The general manager nodded.

“That’s it; that’s just it,” he said approvingly. “All through the summer, it seems, you’ve been ‘just thinking.’ It’s a good habit; a capital habit; and I hope you’ll go on cultivating it. Have you seen your father or any of your family yet?”

“No, sir; I’m just in on the accommodation from Red Butte. The conductor gave me your wire ordering me to report to you as soon as I reached Brewster, and I came right up here from the train.”

“Good; that was what I wanted you to do. Dick came home yesterday, as you know. He has to hurry to get ready for his trip East to college. The particular reason why I wired you to report here without delay was to ask you if you’d like to go along with him.”

Larry had a firm grip with both hands on the seat of his chair—which was lucky.

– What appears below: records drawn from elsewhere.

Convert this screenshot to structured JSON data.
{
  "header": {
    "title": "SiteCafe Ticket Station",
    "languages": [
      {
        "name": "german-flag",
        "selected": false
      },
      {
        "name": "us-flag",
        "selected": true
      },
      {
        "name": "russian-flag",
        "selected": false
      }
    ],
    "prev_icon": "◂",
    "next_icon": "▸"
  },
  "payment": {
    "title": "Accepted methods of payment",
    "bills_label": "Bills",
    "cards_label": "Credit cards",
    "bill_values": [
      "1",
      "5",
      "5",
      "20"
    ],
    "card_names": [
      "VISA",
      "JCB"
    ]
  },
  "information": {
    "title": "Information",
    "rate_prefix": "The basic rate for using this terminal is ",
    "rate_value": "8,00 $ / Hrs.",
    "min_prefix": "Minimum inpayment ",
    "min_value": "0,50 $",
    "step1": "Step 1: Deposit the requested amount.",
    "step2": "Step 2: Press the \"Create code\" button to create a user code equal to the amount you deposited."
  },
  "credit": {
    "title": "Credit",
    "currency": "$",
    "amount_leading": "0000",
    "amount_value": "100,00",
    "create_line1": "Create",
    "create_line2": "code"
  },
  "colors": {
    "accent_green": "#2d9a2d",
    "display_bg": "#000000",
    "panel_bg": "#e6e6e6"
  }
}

Otherwise he might have fallen out of it.

“Go with Dick?” he gasped, jarred for once out of his embarrassed, rank-and-file speechlessness. “I’d—why, I’d give anything if I could! But I can’t, Mr. Maxwell; I—I haven’t the money.”

There was a sly twinkle in the stocky gentleman’s left eye when he said:

“I went through Old Sheddon myself on borrowed money, Larry. Supposing some friend of yours—say some stockholder in the Short Line company who has been keeping an eye on you this summer—should offer to advance the money for your expenses, giving you all the time you might need after your graduation in which to pay it back? How about that?”

It was a huge temptation; the fiercest that had ever assailed Lawrence Donovan in all his eighteen years. But he grappled with it—and conquered it.

“I couldn’t—even then,” he said in low tones. “There—there are five of us children at home, and—and the others have got to have their chance. I’ve got to help. Dad can’t keep all of them in school on his watchman’s pay.”